The woman said, “This is why I want to be a successful entrepreneur so I can become an angel investor and, in turn, fund people of color entrepreneurs so they don’t have to go through what I went through.”

“You can and you will change the face of angel investing,” Oberti Noguera told her.

And that’s Oberti Noguera’s mission.

“If we have more women, as well as men of color – diversity on the angel investing side, the concept of ‘the other’ that is so prominent changes,” Oberti Noguera said. “It’s going to become less “the other’ and more us. That’s what I find really powerful and that will help to improve the situation.”

Oberti Noguera, who was named one of Business Insider’s “30 Most Important Women in Tech Under 30,” is launching the first Pipeline Fellowship cohort in Austin. Pipeline Fellowship is an angel investing bootcamp aimed at training high net worth women how to become angel investors.

Pipeline Fellowship runs programs in Ann Arbor, Atlanta, Boston, Chicago, D.C., Memphis, Miami, New York City, Philadelphia, Pittsburgh and St.
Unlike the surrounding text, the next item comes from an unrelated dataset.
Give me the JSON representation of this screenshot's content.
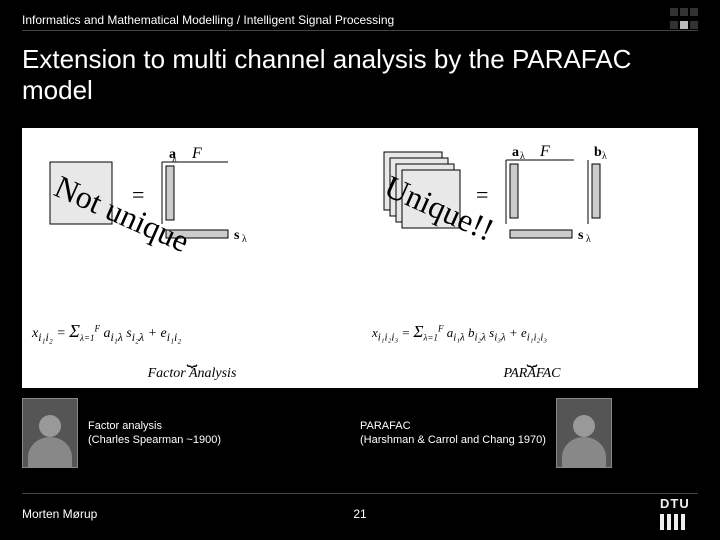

Louis. And it is expanding this Spring to Detroit and Austin.

The goal is to create more capital for women entrepreneurs, Oberti Noguera said.

The deadline to apply to belong to Pipeline Fellowship’s first Austin cohort is Friday, Feb. 13th. To qualify, accredited female investors must have an annual income of $200,000 or $300,000 joint income with spouse for the past two years or $1 million net worth excluding residence. Candidates also must be interested in a group learning model and they must have a passion for philanthropy or social change. Pipeline Fellows range in age from late 20s to 60 plus.
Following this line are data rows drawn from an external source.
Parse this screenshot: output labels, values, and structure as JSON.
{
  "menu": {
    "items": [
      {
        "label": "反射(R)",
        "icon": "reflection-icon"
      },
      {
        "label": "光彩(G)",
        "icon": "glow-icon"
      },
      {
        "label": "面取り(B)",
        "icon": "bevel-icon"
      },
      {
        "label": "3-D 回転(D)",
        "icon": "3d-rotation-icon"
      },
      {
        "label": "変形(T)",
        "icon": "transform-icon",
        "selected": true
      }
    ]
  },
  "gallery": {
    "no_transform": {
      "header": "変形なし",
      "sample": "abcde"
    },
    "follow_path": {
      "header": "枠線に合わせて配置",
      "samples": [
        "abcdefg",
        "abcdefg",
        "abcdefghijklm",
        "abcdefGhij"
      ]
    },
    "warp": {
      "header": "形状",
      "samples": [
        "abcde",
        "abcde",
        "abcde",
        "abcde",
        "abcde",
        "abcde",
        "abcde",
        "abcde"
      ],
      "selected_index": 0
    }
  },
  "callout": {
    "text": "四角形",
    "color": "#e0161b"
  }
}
Oberti Noguera dubs the Pipeline Fellows “angels in training” or “sharks in training.”

“Entrepreneurs are everywhere,” Oberti Noguera said. “Capital isn’t.”

“There’s this assumption that if you want funding you should go to Silicon Valley,” Oberti Noguera said. But many people are not wanting, willing or able to do that. So Pipeline Fellowship seeks to bring the capital to female entrepreneurs wherever they live, she said.

“We’re activating local capital for entrepreneurs,” she said.

The Pipeline Fellowship involves three stages. The first is the educational component which provides information ranging from how to do due diligence to portfolio strategies. The next phase involves mentoring in which the women are paired with experienced angel investors for “street smarts,” Oberti Noguera said.

“They learn from real people on the ground sharing experiences,” she said.

Lastly, they participate in a pitch summit. Women entrepreneurs looking for funding submit applications. The group invites eight to ten women to pitch their ideas, and then the Pipeline Fellowship cohort selects one company to invest in as a group. The company gets from $15,000 to $50,000 in seed stage investment.

“Early capital is critical to get the company to the next level,” Oberti Noguera said.

Since Pipeline Fellowship launched in April of 2011, the program has trained 100 women as angel investors.

“We’re creating capital for women looking to do good and women looking to do well,” Oberti Noguera said. “To put it candidly, currently traditional VCs and angels aren’t filling the role.”

Pipeline Fellowship connects female investors and entrepreneurs with opportunities beyond their network and reach, Oberti Noguera said.

“We’re deconstructing the system and creating a new one,” she said. “If we have more diversity on the angel and VC side, then we are going to be more open to diversity on the entrepreneur side.”

Candidates are encouraged to apply by Friday.